Not Half Bad

The Break-up, which I saw yesterday in Paris under the title of La Rupture, is a much better film than I heard and read it would be, and one of my thoughts as I left the UIP screening room is that Universal has lied its ass off by selling this film the way they have.
Deceptive ads and trailers are respected, of course, because they tend to sell tickets. Last Thursday’s figures projected that The Break-Up would earn about $25 million or so domestically, a drop from an earlier projected figure of $30 million. But that turned out to be wrong — the film will earn a rocking $37 million by Sunday night.

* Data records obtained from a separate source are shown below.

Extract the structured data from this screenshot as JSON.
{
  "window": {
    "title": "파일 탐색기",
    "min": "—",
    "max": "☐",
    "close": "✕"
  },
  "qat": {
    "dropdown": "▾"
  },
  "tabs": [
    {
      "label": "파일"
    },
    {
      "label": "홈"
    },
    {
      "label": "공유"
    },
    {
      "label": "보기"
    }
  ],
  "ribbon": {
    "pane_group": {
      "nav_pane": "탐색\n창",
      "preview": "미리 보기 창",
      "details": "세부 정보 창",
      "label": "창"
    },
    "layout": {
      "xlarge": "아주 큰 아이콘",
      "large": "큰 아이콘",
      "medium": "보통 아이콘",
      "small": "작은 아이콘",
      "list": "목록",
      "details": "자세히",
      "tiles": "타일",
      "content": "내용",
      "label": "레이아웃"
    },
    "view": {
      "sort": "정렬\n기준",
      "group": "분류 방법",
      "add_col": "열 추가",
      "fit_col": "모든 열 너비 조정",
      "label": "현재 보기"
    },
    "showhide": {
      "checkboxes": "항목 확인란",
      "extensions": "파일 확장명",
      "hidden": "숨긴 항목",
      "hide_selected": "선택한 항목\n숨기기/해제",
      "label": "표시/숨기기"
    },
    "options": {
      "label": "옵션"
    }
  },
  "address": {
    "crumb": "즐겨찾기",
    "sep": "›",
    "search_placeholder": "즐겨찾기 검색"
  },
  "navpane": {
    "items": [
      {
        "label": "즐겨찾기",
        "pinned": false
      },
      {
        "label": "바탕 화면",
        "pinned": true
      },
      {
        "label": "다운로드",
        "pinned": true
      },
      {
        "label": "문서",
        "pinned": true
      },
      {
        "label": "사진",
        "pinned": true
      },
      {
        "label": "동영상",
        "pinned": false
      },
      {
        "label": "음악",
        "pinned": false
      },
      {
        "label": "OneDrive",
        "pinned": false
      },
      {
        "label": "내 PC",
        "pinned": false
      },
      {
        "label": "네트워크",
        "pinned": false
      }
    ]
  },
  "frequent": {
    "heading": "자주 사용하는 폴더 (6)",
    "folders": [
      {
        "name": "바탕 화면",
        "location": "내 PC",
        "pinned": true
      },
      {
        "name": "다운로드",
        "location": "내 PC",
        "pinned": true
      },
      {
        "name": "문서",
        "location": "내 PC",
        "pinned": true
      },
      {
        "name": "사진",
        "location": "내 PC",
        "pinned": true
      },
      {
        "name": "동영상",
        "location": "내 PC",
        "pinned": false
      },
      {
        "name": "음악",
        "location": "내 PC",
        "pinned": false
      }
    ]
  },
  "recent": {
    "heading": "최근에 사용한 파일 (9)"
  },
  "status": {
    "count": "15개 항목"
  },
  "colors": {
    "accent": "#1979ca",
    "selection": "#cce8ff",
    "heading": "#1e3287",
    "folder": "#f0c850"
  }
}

Vince Vaughn, Jennifer Aniston in The Break-Up

The Break-Up isn’t a great film or one you could even say to a friend with an enthusiastic straight face, “It’s exceptionally good and nourishing…definitely go see it!” But it’s not that bad and is by and large a decent effort. It has some problems here and there, but relatively minor ones — I was never doubled over in pain.
The story could have used some more depth (i.e., not just at the end) and could have used stronger secondary characters and a bit more plot texturing. It would have been way better, actually, if someone had said, “Let’s really toss out the idea of satisfying the emtional-formula date crowd and try to make an Ingmar Bergman movie…let’s make Scenes from a Break-Up!”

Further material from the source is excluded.